Go with the career choice. If you can handle doing 1-2hrs study each day for three years, you'll be surprised at how much longer you'll *want* to continue spending that much time each day learning about other things.

I've been studying about that much time each day (mainly spent on public transport reading books) advancing my career, all self initiated too, so no certificates, degrees or such.. But now i spend about the same time learning about trading also, so I've got the best of both worlds.


----------



## AMR (27 March 2008)

A stable career and trading are not mutually exclusive. Or maybe you should try active investing while you learn?


----------



## julius (27 March 2008)

i reckon i'd learn to play the piano

playing the piano is cool


----------



## doogie_goes_off (27 March 2008)

PhD in usability of websites and search engines, this is a ripper but mosters like google are overrated. Where are the alternatives in the search engine market?
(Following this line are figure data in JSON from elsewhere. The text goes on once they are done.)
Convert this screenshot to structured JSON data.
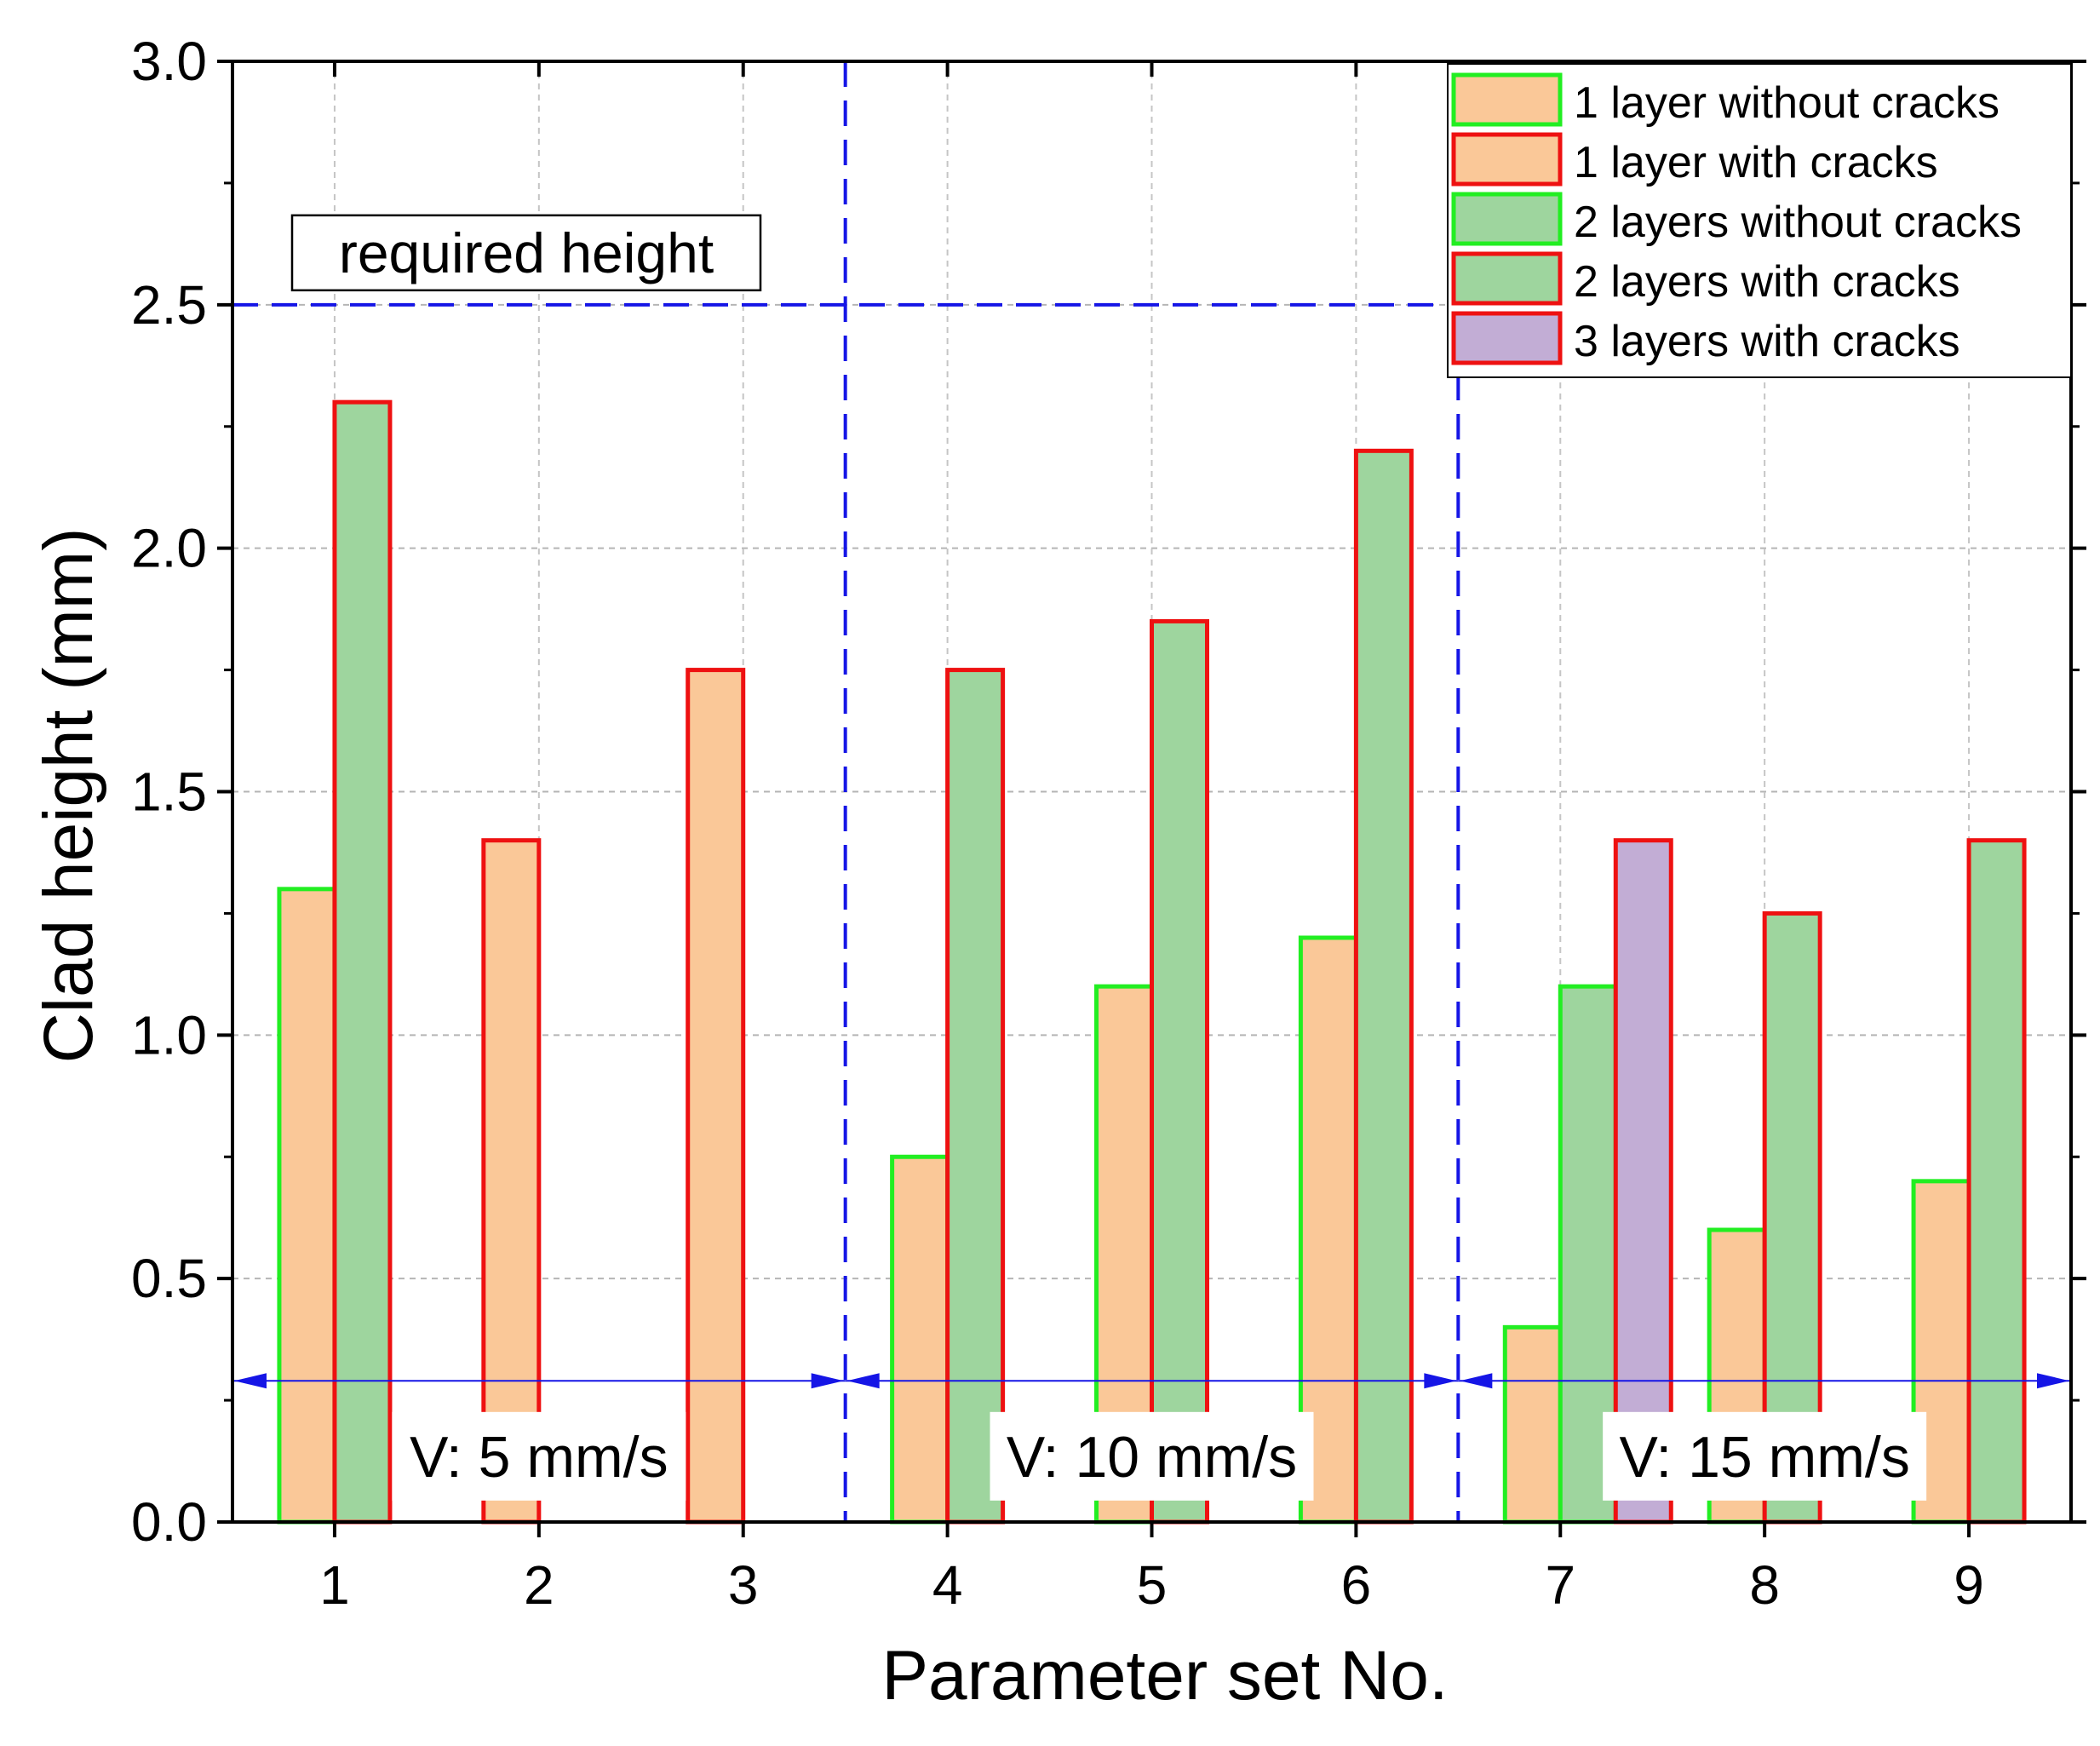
{
  "colors": {
    "fill_1layer": "#FAC898",
    "fill_2layers": "#9ED59E",
    "fill_3layers": "#C2ADD5",
    "edge_no_cracks": "#22EE22",
    "edge_cracks": "#EE1111",
    "ref_lines": "#1515E6"
  },
  "chart_data": {
    "type": "bar",
    "xlabel": "Parameter set No.",
    "ylabel": "Clad height (mm)",
    "categories": [
      "1",
      "2",
      "3",
      "4",
      "5",
      "6",
      "7",
      "8",
      "9"
    ],
    "ylim": [
      0,
      3.0
    ],
    "yticks": [
      "0.0",
      "0.5",
      "1.0",
      "1.5",
      "2.0",
      "2.5",
      "3.0"
    ],
    "grid": true,
    "bars": [
      {
        "category": "1",
        "slot": 0,
        "series": "1 layer without cracks",
        "value": 1.3
      },
      {
        "category": "1",
        "slot": 1,
        "series": "2 layers with cracks",
        "value": 2.3
      },
      {
        "category": "2",
        "slot": 0,
        "series": "1 layer with cracks",
        "value": 1.4
      },
      {
        "category": "3",
        "slot": 0,
        "series": "1 layer with cracks",
        "value": 1.75
      },
      {
        "category": "4",
        "slot": 0,
        "series": "1 layer without cracks",
        "value": 0.75
      },
      {
        "category": "4",
        "slot": 1,
        "series": "2 layers with cracks",
        "value": 1.75
      },
      {
        "category": "5",
        "slot": 0,
        "series": "1 layer without cracks",
        "value": 1.1
      },
      {
        "category": "5",
        "slot": 1,
        "series": "2 layers with cracks",
        "value": 1.85
      },
      {
        "category": "6",
        "slot": 0,
        "series": "1 layer without cracks",
        "value": 1.2
      },
      {
        "category": "6",
        "slot": 1,
        "series": "2 layers with cracks",
        "value": 2.2
      },
      {
        "category": "7",
        "slot": 0,
        "series": "1 layer without cracks",
        "value": 0.4
      },
      {
        "category": "7",
        "slot": 1,
        "series": "2 layers without cracks",
        "value": 1.1
      },
      {
        "category": "7",
        "slot": 2,
        "series": "3 layers with cracks",
        "value": 1.4
      },
      {
        "category": "8",
        "slot": 0,
        "series": "1 layer without cracks",
        "value": 0.6
      },
      {
        "category": "8",
        "slot": 1,
        "series": "2 layers with cracks",
        "value": 1.25
      },
      {
        "category": "9",
        "slot": 0,
        "series": "1 layer without cracks",
        "value": 0.7
      },
      {
        "category": "9",
        "slot": 1,
        "series": "2 layers with cracks",
        "value": 1.4
      }
    ],
    "legend": {
      "placement": "top-right",
      "entries": [
        {
          "label": "1 layer without cracks",
          "fill": "fill_1layer",
          "edge": "edge_no_cracks"
        },
        {
          "label": "1 layer with cracks",
          "fill": "fill_1layer",
          "edge": "edge_cracks"
        },
        {
          "label": "2 layers without cracks",
          "fill": "fill_2layers",
          "edge": "edge_no_cracks"
        },
        {
          "label": "2 layers with cracks",
          "fill": "fill_2layers",
          "edge": "edge_cracks"
        },
        {
          "label": "3 layers with cracks",
          "fill": "fill_3layers",
          "edge": "edge_cracks"
        }
      ]
    },
    "reference_line": {
      "value": 2.5,
      "label": "required height"
    },
    "separators": [
      3.5,
      6.5
    ],
    "speed_groups": [
      {
        "label": "V: 5 mm/s",
        "from": 0.5,
        "to": 3.5
      },
      {
        "label": "V: 10 mm/s",
        "from": 3.5,
        "to": 6.5
      },
      {
        "label": "V: 15 mm/s",
        "from": 6.5,
        "to": 9.5
      }
    ],
    "speed_arrow_level": 0.29
  }
}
Maybe a course in economics and then a study of monopolism (real word?).


----------



## nioka (28 March 2008)

Fly fishing. There is always a river somewhere and a bad days fishing is better than a good day at the office.


----------



## lbradman (1 April 2008)

Like everything in life balance is the key. Id say if you enjoy your job and career then focus on that especially if your young as it gives you a career to fall back on if you dont succeed in trading later. Success in trading does not come easy as you'll hear a lot about the 90% of traders who dont succeed. Its also a very isolated responsibilty so if you get a buzz working for people then maybe you'll lose motivation here. I was in a stable bank career on 85K up till the beginning last year when I went live but only after training myself up since the market started booming from 2004. It is without a doubt the greatest 'job' that I can have personally speaking but it takes a long time to build enough confidence in a system to trade with.


----------